How to create your first Machine Learning project with Python

Tags: Technologies

Quick Access

python

Python is one of the most popular programming languages in the world, not only among software developers and engineers, but also among mathematicians, data analysts, scientists, and even accountants, due to its great ease of use.

People within these different fields use Python for multiple tasks, such as data analysis and visualization, creating artificial intelligence, and automating different machines, perhaps the latter being its most popular use.

Other uses that are given to Python, among people who are not developers, are: automating the actions of copying and pasting files and folders and uploading them to a server. Even with Python, you can automate your tasks in Excel, PDF, and CSV files.

Among all these uses of Python, the most popular at the moment is machine learning, and in this blog, we are going to teach you how to start your first machine learning project.

Machine learning project with Python

1. Download and install Python SciPy

Download and install Python and SciPy. After you have both installed, you must install the following libraries: scipy, numpy, matplotlib, pandas, and sklearn. The scipy install page has excellent step-by-step instructions for installing the libraries if you have any questions.

After everything is installed, run Python and check the versions. To do this, open a command line and start the Python interpreter, then paste the following script:

# Check the versions of libraries
 
# python version
import sys
print('Python: {}'.format(sys.version))
#scipy
import scipy
print('scipy: {}'.format(scipy.__version__))
#numpy
import numpy
print('numpy: {}'.format(numpy.__version__))
# matplotlib
import matplotlib
print('matplotlib: {}'.format(matplotlib.__version__))
# pandas
import pandas
print('pandas: {}'.format(pandas.__version__))
# scikit-learn
import sklearn
print('sklearn: {}'.format(sklearn.__version__))

It should give you this result:

Python: 3.6.11 (default, Jun 29 2020, 13:22:26)
[GCC 4.2.1 Compatible Apple LLVM 9.1.0 (clang-902.0.39.2)]
scipy: 1.5.2
numpy: 1.19.1
matplotlib: 3.3.0
pandas: 1.1.0
sklearn: 0.23.2

2. Load the data

We are going to use the iris flower dataset.

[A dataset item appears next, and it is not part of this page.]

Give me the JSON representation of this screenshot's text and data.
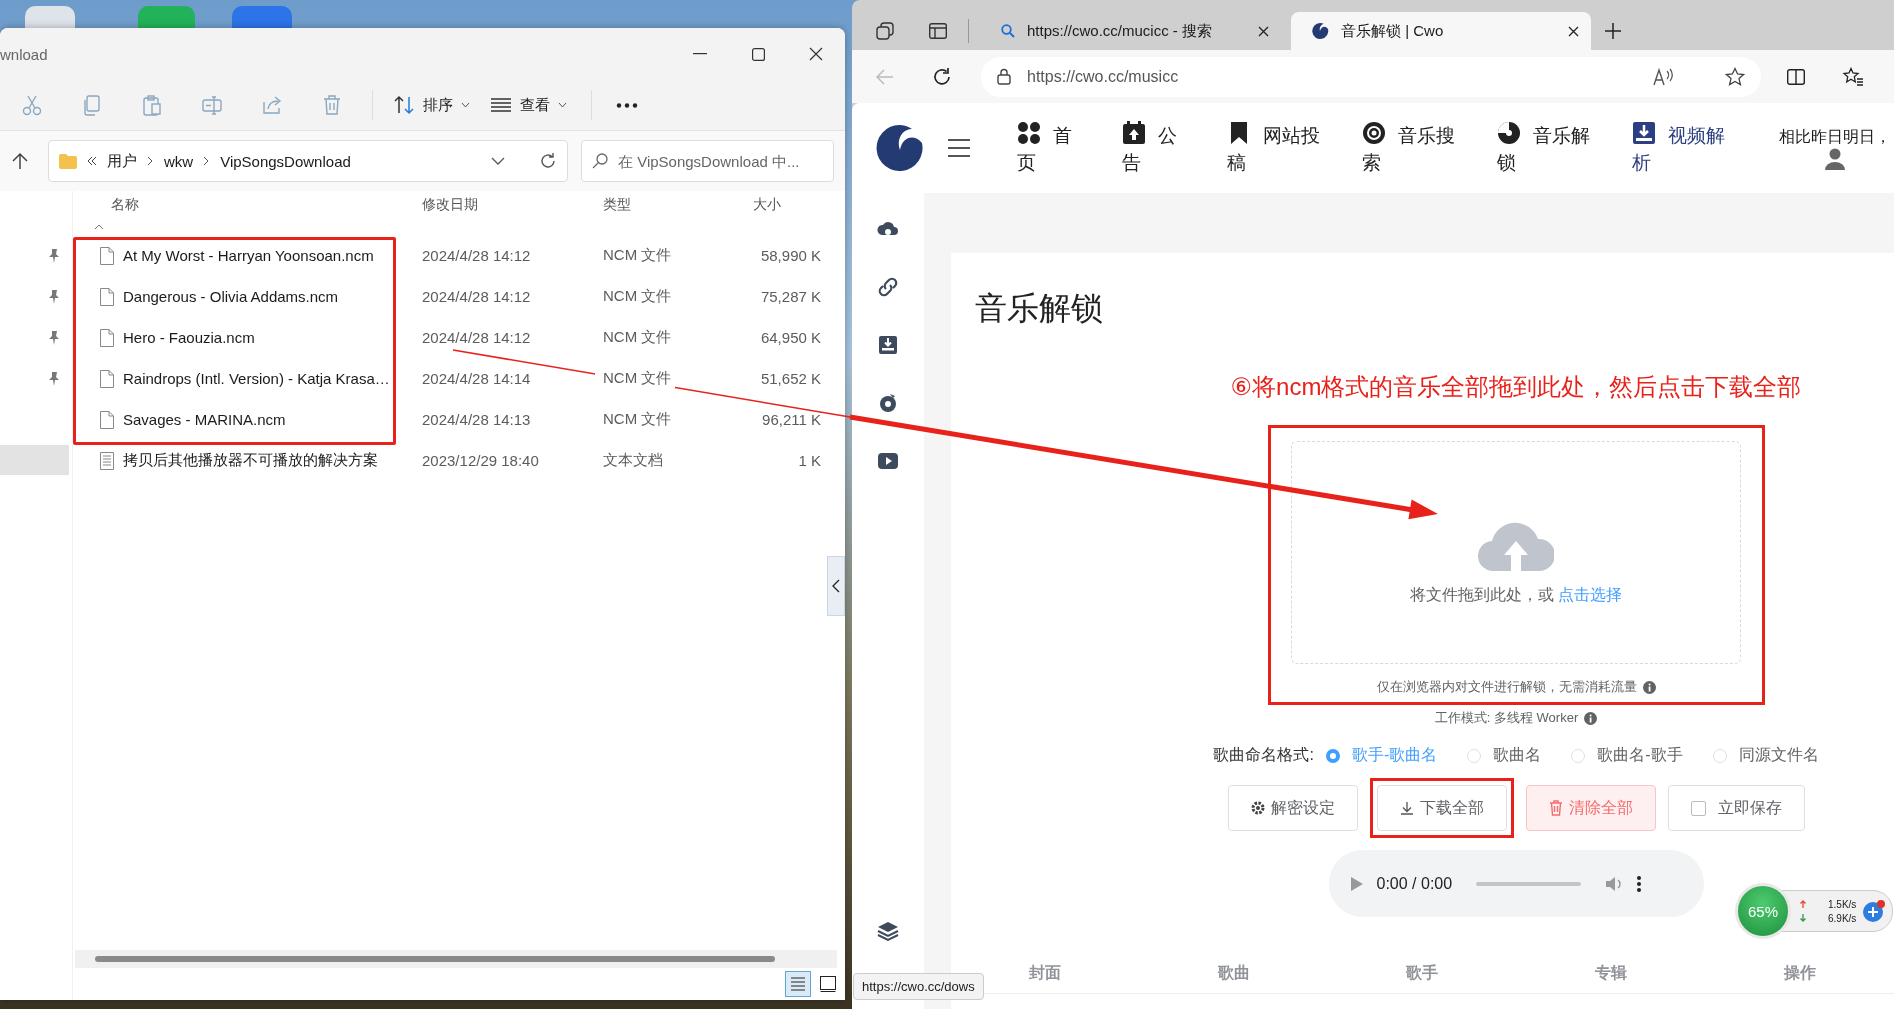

This dataset is famous because it is used by virtually everyone as the "hello world" dataset in machine learning and statistics.

First, let's import the modules, functions, and objects that we'll use in this tutorial:

# Load libraries
from pandas import read_csv
from pandas.plotting import scatter_matrix
from matplotlib import pyplot
from sklearn.model_selection import train_test_split
from sklearn.model_selection import cross_val_score
from sklearn.model_selection import StratifiedKFold
from sklearn.metrics import classification_report
from sklearn.metrics import confusion_matrix
from sklearn.metrics import accuracy_score
from sklearn.linear_model import LogisticRegression
from sklearn.tree import DecisionTreeClassifier
from sklearn.neighbors import KNeighboursClassifier
from sklearn.discriminant_analysis import LinearDiscriminantAnalysis
from sklearn.naive_bayes import GaussianNB
from sklearn.svm import SVC
...

Next, load the dataset. This will be done directly from the UCI machine learning repository.

...
# Load dataset
url = "https://raw.githubusercontent.com/jbrownlee/Datasets/master/iris.csv"
names = ['sepal-length', 'sepal-width', 'petal-length', 'petal-width', 'class']
dataset = read_csv(url, names=names)

3. Summarize the data set

This is the step where we are going to take a look at the data, we will do this in four different ways: dimensions of the data set, look at the data and a statistical summary of the attributes.

Data set dimensions

...
# shape
print(dataset.shape)

It should return 150 instances and 5 attributes.

Look at the date

...
# head
print(dataset.head(20))

It should return this result:

sepal-length  sepal-width  petal-length  petal-width        class
0            5.1          3.5           1.4          0.2  Iris-setosa
1            4.9          3.0           1.4          0.2  Iris-setosa
2            4.7          3.2           1.3          0.2  Iris-setosa
3            4.6          3.1           1.5          0.2  Iris-setosa
4            5.0          3.6           1.4          0.2  Iris-setosa
5            5.4          3.9           1.7          0.4  Iris-setosa
6            4.6          3.4           1.4          0.3  Iris-setosa
7            5.0          3.4           1.5          0.2  Iris-setosa
8            4.4          2.9           1.4          0.2  Iris-setosa
9            4.9          3.1           1.5          0.1  Iris-setosa
10           5.4          3.7           1.5          0.2  Iris-setosa
11           4.8          3.4           1.6          0.2  Iris-setosa
12           4.8          3.0           1.4          0.1  Iris-setosa
13           4.3          3.0           1.1          0.1  Iris-setosa
14           5.8          4.0           1.2          0.2  Iris-setosa
15           5.7          4.4           1.5          0.4  Iris-setosa
16           5.4          3.9           1.3          0.4  Iris-setosa
17           5.1          3.5           1.4          0.3  Iris-setosa
18           5.7          3.8           1.7          0.3  Iris-setosa
19           5.1          3.8           1.5          0.3  Iris-setosa

Statistical Summary

...
# descriptions
print(dataset.describe())

We can see that all numerical values have the same scale (centimeters) and similar ranges between 0 and 8 centimeters.

4. Data visualization

Having a basic idea of the data, we need to further explain it in this case with a visualization. We will see some univariate graphs to better understand each attribute. Writes:

...
# box and whisker plots
dataset.plot(kind='box', subplots=True, layout=(2,2), sharex=False, sharey=False)
pyplot.show()

5. Evaluate some algorithms

Create a validation data set

We need to verify that the created model is good. We're going to split the loaded dataset in two: 80% we'll use to train, evaluate, and select between our models, and 20% we'll hold as a validation dataset.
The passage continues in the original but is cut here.